Four New Bankruptcy Filings add More Mystery…and Misery…in the Riverwood Cabins Case

A few weeks ago, I posted about the Riverwood Cabins, LLC Bankruptcy, which was notable to me because of the scope and magnitude of the amount of money that the Riverwood cabin buyers lost.

It’s a case where about 65 customers (and that number continues to grow) are asking what happened to their $4.5 million in deposits (also a growing number). The customer deposits appeared to evaporate into thin air in the months before the Bankruptcy case was filed.

One of the biggest questions was when the related companies were going to file their own bankruptcy cases (and why hadn’t they already?). The hope was that, when that happened, maybe we’d get some answers then.

Well, we know the first part: Woodtex, LLC, Woodtex of New York, LLC, Woodtex of Tennessee, LLC, and Woodtex of Texas, LLC all filed their own Chapter 7 bankruptcy cases in Nashville Bankruptcy Court late on Monday afternoon.

As far as answers beyond that, the filings don’t do much else, but add more questions.

And more aggrieved customers. These filings show that there’s at least twice as many customers who lost their deposits, with these deposits still being unaccounted for.

But, strangely, there’s not that much debt owed, relative to the deposits that the companies were constantly taking in. With this much money coming into the company (as deposits), you’d expect to see an equally staggering amount of unpaid bills.

The only good news for the Woodtex customers is that, because the Woodtex entities focused on sheds and smaller buildings, the deposits are about 10% of the money that the Riverwood Cabins customers lost.

Riverwood Cabins Files for Bankruptcy, with more than 4 Million in Customer Deposits at Issue

Ten or 12 years ago, it wasn’t a shock when a builder filed for Bankruptcy and left behind dozens of half-completed projects and unaccounted for customer deposits in its wake of discharge and dispair.

But, in our modern/better/faster/stronger economy, I was really surprised to see Riverwood Cabins, LLC file a Chapter 7 Bankruptcy in Nashville a few days ago.

Riverwood Cabins builds prefabricated cabins and modular log homes for customers (generally in Tennessee), and then delivers the cabins nationwide to the customer’s land for assembly.

Per the Bankruptcy Schedules, Riverwood claims assets of $265,205.18, and total debt of about $5,900,000.

Of that debt, here’s what’s mind-blowing: that debt includes $4,468,842 (*) in unaccounted for customer deposits that are claimed as debts.

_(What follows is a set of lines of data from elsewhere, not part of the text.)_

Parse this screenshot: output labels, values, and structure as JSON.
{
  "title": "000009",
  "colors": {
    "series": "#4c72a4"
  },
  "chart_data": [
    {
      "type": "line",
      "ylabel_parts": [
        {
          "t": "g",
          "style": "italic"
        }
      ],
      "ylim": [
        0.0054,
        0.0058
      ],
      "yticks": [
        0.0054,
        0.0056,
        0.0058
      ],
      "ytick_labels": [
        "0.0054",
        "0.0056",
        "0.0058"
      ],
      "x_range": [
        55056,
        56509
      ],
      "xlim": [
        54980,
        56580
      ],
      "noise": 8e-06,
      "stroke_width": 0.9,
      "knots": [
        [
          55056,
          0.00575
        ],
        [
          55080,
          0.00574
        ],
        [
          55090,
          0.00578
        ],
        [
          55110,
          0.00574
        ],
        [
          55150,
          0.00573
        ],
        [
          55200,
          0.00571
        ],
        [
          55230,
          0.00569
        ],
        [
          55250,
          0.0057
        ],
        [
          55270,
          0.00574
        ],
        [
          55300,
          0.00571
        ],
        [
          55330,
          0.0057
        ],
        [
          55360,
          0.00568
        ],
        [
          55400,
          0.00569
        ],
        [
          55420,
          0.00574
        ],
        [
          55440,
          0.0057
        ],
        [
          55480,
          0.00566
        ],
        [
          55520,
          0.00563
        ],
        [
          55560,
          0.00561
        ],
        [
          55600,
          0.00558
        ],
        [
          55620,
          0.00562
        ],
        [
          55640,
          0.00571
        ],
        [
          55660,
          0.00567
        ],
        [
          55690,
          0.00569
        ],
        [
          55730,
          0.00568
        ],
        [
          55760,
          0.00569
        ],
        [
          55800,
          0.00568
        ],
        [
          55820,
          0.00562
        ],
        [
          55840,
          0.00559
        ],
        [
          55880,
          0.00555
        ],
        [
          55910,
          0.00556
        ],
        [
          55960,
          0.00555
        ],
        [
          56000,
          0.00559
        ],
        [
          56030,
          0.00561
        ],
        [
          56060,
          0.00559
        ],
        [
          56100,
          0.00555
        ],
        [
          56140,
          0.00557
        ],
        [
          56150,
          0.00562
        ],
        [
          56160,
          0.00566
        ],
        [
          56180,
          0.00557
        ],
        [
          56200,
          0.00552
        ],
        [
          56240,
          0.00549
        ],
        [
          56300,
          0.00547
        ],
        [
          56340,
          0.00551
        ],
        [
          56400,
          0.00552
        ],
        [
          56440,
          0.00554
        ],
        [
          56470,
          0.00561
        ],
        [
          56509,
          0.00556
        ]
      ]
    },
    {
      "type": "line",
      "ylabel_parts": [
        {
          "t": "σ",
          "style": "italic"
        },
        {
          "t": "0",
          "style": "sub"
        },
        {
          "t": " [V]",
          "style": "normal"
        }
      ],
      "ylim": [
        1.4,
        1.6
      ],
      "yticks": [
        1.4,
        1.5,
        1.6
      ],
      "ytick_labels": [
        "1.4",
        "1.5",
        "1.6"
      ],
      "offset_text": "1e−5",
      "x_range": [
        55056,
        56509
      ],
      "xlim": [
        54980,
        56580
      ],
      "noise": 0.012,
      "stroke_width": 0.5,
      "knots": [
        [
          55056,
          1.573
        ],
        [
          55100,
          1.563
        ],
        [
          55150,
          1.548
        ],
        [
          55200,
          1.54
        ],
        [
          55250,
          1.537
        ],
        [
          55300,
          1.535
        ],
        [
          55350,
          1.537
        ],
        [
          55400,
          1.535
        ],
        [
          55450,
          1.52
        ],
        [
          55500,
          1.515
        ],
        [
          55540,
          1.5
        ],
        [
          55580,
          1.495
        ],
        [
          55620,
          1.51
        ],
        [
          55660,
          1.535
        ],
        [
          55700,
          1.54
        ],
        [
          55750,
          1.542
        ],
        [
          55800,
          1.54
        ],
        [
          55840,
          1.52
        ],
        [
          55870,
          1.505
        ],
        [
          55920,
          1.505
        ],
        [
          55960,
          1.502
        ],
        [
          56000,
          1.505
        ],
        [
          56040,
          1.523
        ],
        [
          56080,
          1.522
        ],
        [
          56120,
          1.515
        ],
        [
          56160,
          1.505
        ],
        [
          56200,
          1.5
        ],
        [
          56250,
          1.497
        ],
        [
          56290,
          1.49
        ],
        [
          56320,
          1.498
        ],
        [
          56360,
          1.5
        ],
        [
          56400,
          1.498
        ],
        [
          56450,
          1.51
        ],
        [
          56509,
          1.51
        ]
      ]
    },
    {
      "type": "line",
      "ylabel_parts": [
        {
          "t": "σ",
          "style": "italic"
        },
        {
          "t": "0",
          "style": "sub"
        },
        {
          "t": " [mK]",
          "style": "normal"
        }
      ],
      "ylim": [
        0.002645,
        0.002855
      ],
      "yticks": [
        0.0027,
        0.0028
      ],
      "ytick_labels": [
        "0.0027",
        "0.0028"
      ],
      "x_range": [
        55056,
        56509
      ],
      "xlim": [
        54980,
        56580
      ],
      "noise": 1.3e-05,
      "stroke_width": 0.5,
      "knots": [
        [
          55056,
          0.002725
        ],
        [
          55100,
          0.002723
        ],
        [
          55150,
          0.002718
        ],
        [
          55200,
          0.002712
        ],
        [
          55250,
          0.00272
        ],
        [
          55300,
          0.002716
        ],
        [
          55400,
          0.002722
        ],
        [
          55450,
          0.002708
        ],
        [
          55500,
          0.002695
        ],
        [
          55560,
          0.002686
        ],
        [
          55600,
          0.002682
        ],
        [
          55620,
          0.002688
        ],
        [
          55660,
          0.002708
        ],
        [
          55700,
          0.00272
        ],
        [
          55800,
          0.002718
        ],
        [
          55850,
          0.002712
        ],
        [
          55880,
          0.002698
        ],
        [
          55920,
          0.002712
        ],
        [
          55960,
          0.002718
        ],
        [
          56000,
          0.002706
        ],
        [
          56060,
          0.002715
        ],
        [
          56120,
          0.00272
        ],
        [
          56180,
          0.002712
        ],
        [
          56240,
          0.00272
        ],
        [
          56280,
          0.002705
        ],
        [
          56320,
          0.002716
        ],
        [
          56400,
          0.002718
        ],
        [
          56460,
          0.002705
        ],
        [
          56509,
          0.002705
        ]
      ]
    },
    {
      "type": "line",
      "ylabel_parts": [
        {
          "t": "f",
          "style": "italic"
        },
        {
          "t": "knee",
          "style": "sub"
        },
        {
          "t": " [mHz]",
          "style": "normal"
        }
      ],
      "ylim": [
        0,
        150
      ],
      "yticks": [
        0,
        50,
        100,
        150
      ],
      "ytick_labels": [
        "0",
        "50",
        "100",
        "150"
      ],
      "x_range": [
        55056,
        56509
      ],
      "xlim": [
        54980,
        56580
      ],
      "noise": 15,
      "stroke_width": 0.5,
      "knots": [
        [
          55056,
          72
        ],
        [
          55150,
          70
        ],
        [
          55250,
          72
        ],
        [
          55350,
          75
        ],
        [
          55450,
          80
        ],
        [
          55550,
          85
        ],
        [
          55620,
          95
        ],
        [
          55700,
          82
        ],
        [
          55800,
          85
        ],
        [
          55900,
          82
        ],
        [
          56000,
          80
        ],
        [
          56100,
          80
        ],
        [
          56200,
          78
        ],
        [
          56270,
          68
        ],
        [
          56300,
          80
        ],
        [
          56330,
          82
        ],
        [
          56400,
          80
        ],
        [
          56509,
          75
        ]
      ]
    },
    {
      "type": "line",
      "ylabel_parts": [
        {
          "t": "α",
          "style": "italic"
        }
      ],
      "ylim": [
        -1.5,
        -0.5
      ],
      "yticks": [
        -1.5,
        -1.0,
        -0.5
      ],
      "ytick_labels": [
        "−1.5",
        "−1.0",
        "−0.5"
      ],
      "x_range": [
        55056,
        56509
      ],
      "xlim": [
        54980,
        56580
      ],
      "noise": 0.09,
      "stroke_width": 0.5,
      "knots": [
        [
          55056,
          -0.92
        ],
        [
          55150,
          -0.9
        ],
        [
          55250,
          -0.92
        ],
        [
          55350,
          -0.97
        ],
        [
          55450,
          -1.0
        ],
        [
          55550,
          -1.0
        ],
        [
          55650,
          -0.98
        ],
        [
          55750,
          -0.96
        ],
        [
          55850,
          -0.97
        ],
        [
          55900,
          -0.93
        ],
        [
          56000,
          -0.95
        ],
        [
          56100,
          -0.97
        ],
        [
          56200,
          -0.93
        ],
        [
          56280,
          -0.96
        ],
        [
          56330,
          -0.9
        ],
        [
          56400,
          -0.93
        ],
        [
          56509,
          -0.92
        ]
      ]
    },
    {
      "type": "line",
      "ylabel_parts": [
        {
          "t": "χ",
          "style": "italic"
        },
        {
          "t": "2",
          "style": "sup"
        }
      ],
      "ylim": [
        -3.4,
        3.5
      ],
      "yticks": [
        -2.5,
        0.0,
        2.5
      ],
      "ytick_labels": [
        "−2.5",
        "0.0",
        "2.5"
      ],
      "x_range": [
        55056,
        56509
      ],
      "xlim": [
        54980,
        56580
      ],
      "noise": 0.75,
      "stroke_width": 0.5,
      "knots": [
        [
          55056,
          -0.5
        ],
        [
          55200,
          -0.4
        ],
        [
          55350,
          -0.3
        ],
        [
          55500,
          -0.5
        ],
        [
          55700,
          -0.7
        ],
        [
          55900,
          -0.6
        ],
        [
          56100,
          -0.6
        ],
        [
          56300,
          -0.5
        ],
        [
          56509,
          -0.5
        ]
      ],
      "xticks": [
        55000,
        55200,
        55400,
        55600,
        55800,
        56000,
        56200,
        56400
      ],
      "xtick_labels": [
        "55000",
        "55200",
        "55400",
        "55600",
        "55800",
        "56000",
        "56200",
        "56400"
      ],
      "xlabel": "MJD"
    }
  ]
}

To be clear, the customers who paid 50% down as a deposit for the cabin, and, now, that money is gone and entirely unaccounted for.

This isn’t a few dollars short here and there. This is 4 MILLION dollars.

In the Great Recession, a little shortage here and there wasn’t a shock.

Builders would dip into a little bit of funds from Project C so that they could finish up Project A. Then, a few weeks later… in order to finish Project C, they might dip into the funds on Projects E and F. In the end, the whole scheme would come crashing down when the shortages outpaced the new contracts from new customers.

But I haven’t seen this type of shortage before.

I’m literally shocked by the large number of customers (about 65) who don’t have cabins or any explanation of where their cabins–or their deposits–are.